A portrait of Jan Pieterszoon Coen, part of the Rijksmuseum collection
A portrait of Jan Pieterszoon Coen, part of the Rijksmuseum collection

History’s saints as well as its villains carry lessons for the present, writes historian Tineke Bennema.

I could see where Urk city council was coming from when it decided to name some of the town’s new streets after discredited sea heroes such as Michiel de Ruyter and Jan Pieterszoon Coen. I believe Urk didn’t do this to stir up controversy but to show that the history of human beings is not a blank slate but a product of the past.

A people that denies its history loses its bearings and flounders like a drowning man in the ocean.

The discussion about whose view of the nation’s history is the right one focuses on whether values and actions of the past can be judged by modern society and, consequently, rejected or approved, particularly when the these values and actions refer to harm done to others.

First of all we need to ask if the past is something we can or want to learn from. You could say we do learn from the past whether we want to or not otherwise we would still be moving around on all fours. Such is evolution.

It could be argued that this is an unconscious development but it is undeniably true that man’s development as a race and as an individual has progressed through trial and error. Man didn’t just learn from his mistakes but from his successes as well. We learn by example. And what makes us human is that we are conscious of this.

Robbers and rogues

The Urk councillors have a point when they say that Dutch society is based on a successful seafaring tradition. It would be much too simple to classify Coen and De Ruyter as mere robbers and rogues. They did, after all, make this country prosperous and we are all still benefitting from this. It would be more useful to look at their actions. And then it becomes quite inevitable that the pedestals of these so-called national heroes are being shaken.

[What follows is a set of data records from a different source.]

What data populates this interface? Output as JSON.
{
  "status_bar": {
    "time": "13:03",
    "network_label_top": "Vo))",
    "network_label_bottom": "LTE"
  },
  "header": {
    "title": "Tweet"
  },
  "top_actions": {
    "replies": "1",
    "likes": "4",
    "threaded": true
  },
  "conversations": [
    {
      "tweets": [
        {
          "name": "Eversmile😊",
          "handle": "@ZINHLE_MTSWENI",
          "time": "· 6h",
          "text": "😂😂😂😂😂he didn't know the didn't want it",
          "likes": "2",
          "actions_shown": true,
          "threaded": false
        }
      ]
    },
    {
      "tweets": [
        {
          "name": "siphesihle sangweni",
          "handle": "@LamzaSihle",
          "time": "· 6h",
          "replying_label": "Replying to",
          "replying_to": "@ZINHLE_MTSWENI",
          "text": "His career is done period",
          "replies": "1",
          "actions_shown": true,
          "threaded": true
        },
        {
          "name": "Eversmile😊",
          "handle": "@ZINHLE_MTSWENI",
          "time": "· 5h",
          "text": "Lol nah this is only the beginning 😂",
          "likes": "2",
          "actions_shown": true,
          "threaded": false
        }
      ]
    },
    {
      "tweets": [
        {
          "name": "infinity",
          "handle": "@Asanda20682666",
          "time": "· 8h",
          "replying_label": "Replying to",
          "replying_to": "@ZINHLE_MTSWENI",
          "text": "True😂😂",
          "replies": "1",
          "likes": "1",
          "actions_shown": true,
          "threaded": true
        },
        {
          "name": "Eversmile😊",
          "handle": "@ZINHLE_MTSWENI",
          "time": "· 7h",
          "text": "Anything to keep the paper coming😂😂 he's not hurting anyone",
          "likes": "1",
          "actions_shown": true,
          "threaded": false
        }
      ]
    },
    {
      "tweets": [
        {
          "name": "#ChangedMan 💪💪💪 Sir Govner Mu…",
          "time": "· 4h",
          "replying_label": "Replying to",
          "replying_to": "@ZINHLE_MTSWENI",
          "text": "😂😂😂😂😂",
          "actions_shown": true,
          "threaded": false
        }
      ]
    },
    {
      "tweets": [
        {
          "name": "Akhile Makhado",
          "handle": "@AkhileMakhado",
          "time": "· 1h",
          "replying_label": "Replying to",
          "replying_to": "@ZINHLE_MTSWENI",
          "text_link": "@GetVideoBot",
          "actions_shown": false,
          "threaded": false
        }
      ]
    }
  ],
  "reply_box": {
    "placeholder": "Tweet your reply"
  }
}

The council is also right when it says that modern critics of our past only bring up a rogue’s gallery of people who show us how not to do things. But fortunately history has also produced many inspiring people, even though paragons like Multatuli and William of Orange had their flaws as well.

Events

The current discussion seems to be focusing on persons. But events have influenced people as well. The February strike, for instance, at the commemoration of which former participant Max van der Stoel showed how the mechanism of exclusion, then and now, can be combatted.

Having an opinion on the past is different from wanting to dismiss it from a moral point of view. Learning does imply judging but if you don’t want to judge you can always choose to be inspired by figures of the past, whether they be Coen, Multatuli, Wilhelmina or even Drees or Fortuyn.

If we stop thinking and deny the good and the bad that is in our history we may as well burn the history books, close the Anne Frank museum and sell the national monument on Dam square to the Chinese. All these people, all these event are so many beacons in the sea. The entrenched discussion about our glorious and notorious past would be greatly helped by admitting that our history has produced examples that inspire as well as insights and actions that do not deserve to be emulated. We should know about both.

It’s not such a bad idea to develop not just a view of how things should not be done but one that shows how they should be done. Because that distinction is none too clear in the Netherlands.